Clint had clearly made his way from his apartment into the stairwell on his own, after the tracksuit men had left. Either trying to chase after them, or get himself to someone who could help. It was unclear. He wouldn’t speak. Or couldn’t. Natasha wasn’t sure. It was obvious they intended on leaving him to die.

His hair was matted with blood in patches, places where it had pooled and congealed and stuck as he lay on the floor. His nose was broken and bloodied, a fresh indicator of how bad it had been returning when Nat tried to set it straight. His white tee was streaked and speckled with at least three different shades of blood and his knuckles were scuffed, reassuring Natasha that he at least tried to fight back. It had been his eyes though, in the end, which did her in. Not so much that they were bloodshot and one was so swollen it was almost shut. It was that they didn’t look like they belonged to him that tore her in two.

She thought back to her initial reaction when she found him. How she had rushed him, and how he reacted with terror – his whole body shaking – until he realized who was coming at him. It had been her voice that caught his attention, and how it broke when calling his name. His eyes reflected a soul that was shattered into nonexistence, but they closed and the tension his muscles held lent to ease was she spoke and cradled his head. She couldn’t help the few tears she shed and she tried to gather him into her arms. She couldn’t help that he felt them and she nestled her cheek in the nape of his neck.

She didn’t regret the intimate touch. She needed to connect, to let both of them know it was going to be okay now. To let him know that she was there now and to remind her that his heart was still beating.

Clint’s breathing had become less of a fight and more of a natural reflex once he’d fallen asleep. But it was still a struggle.

She repeatedly glanced at him, trying to read him when she could. There was something in his eyes she’d never seen before. A strange kind of hopelessness behind the cloudy vision. The Clint she knew had always been resilient. Such a persistent, stubborn fighter. This Clint had been worked over and hit at home. She knew his friends and neighbors were in danger. She knew how much he cared about them and that he would die to protect them. They both knew that he almost did.

The music faded and changed into something else that was vaguely familiar as Clint shifted, moving for the first time since she’d placed him in the passenger seat. He curled onto his side, still in his seatbelt, and brought his hands up under his chin. A jolt shot through him and his body let go a spasm. His hands shot to grip the seat as a lane of traffic was opened ahead and the truck in front of them started to inch forward.

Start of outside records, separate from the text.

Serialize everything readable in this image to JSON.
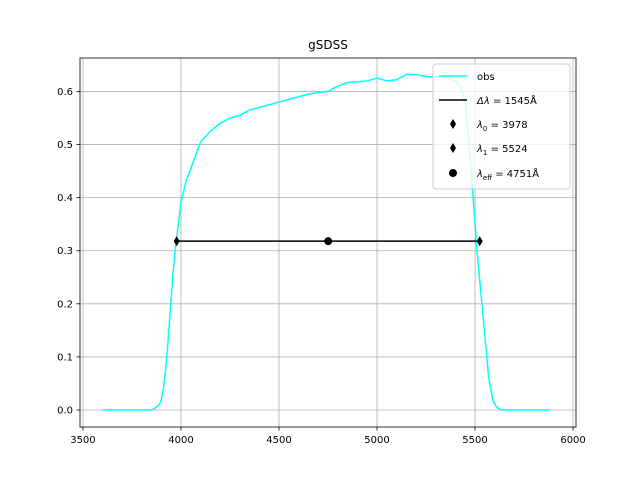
{
  "chart_data": {
    "type": "line",
    "title": "gSDSS",
    "xlabel": "",
    "ylabel": "",
    "xlim": [
      3485,
      6015
    ],
    "ylim": [
      -0.032,
      0.663
    ],
    "xticks": [
      3500,
      4000,
      4500,
      5000,
      5500,
      6000
    ],
    "yticks": [
      0.0,
      0.1,
      0.2,
      0.3,
      0.4,
      0.5,
      0.6
    ],
    "grid": true,
    "legend_position": "top-right",
    "series": [
      {
        "name": "obs",
        "kind": "line",
        "color": "#00ffff",
        "x": [
          3600,
          3850,
          3870,
          3890,
          3900,
          3910,
          3920,
          3930,
          3940,
          3950,
          3960,
          3970,
          3980,
          3990,
          4000,
          4025,
          4050,
          4075,
          4100,
          4125,
          4150,
          4200,
          4250,
          4300,
          4350,
          4400,
          4450,
          4500,
          4550,
          4600,
          4650,
          4700,
          4750,
          4800,
          4850,
          4900,
          4950,
          5000,
          5050,
          5100,
          5150,
          5200,
          5250,
          5300,
          5350,
          5400,
          5425,
          5450,
          5470,
          5480,
          5490,
          5500,
          5510,
          5520,
          5530,
          5550,
          5570,
          5590,
          5610,
          5630,
          5650,
          5700,
          5880
        ],
        "y": [
          0.0,
          0.0,
          0.004,
          0.01,
          0.02,
          0.04,
          0.07,
          0.11,
          0.16,
          0.21,
          0.26,
          0.3,
          0.33,
          0.36,
          0.39,
          0.43,
          0.455,
          0.48,
          0.505,
          0.515,
          0.525,
          0.54,
          0.55,
          0.555,
          0.565,
          0.57,
          0.575,
          0.58,
          0.585,
          0.59,
          0.595,
          0.598,
          0.6,
          0.61,
          0.617,
          0.618,
          0.62,
          0.625,
          0.62,
          0.622,
          0.632,
          0.632,
          0.628,
          0.628,
          0.627,
          0.62,
          0.61,
          0.58,
          0.5,
          0.45,
          0.4,
          0.35,
          0.3,
          0.26,
          0.22,
          0.14,
          0.06,
          0.02,
          0.005,
          0.001,
          0.0,
          0.0,
          0.0
        ]
      },
      {
        "name": "$\\Delta\\lambda = 1545$Å",
        "kind": "hline",
        "color": "#000000",
        "x": [
          3978,
          5524
        ],
        "y": [
          0.318,
          0.318
        ]
      },
      {
        "name": "$\\lambda_0 = 3978$",
        "kind": "marker-diamond",
        "color": "#000000",
        "x": [
          3978
        ],
        "y": [
          0.318
        ]
      },
      {
        "name": "$\\lambda_1 = 5524$",
        "kind": "marker-diamond",
        "color": "#000000",
        "x": [
          5524
        ],
        "y": [
          0.318
        ]
      },
      {
        "name": "$\\lambda_{\\rm eff} = 4751$Å",
        "kind": "marker-circle",
        "color": "#000000",
        "x": [
          4751
        ],
        "y": [
          0.318
        ]
      }
    ],
    "legend_labels": [
      {
        "text": "obs"
      },
      {
        "pre": "Δλ = 1545Å"
      },
      {
        "lam": "λ",
        "sub": "0",
        "post": " = 3978"
      },
      {
        "lam": "λ",
        "sub": "1",
        "post": " = 5524"
      },
      {
        "lam": "λ",
        "sub": "eff",
        "post": " = 4751Å"
      }
    ]
  }
}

Natasha reached for her other half, finding his hands as if they were magnetically drawn to each other. Clint fought to lace their fingers together, pressing the back of her hand to part of his face that wasn’t cut open.

She could feel the heat coming off him like an oven when they touched. His five o’clock shadow had deepened like a golden sunset and scratched at her soft skin as they began to pick up speed again. She didn’t mind it for a second.

He moved as though he were trying to speak, making an attempt to look up at her, but it proved too hard for him. He resigned to a whisper with his head down, staring at a space between the dashboard and his lap.

It was two words. Part of a song they had shared a liking for almost a decade before. A tune that could set them calm in an instant. Something they had sung to the Hulk to get Bruce back after a calamity in the SHIELD office.

Just Breathe.

He drifted back to sleep an exit or two later, still muttering those two words under his breath to her as the exits passed them by. Natasha wasn’t sure if Clint was reassuring her or giving instructions to himself, but the sound of his voice against the rain was comforting. And she was going to be damn sure to tell him as soon as he woke up.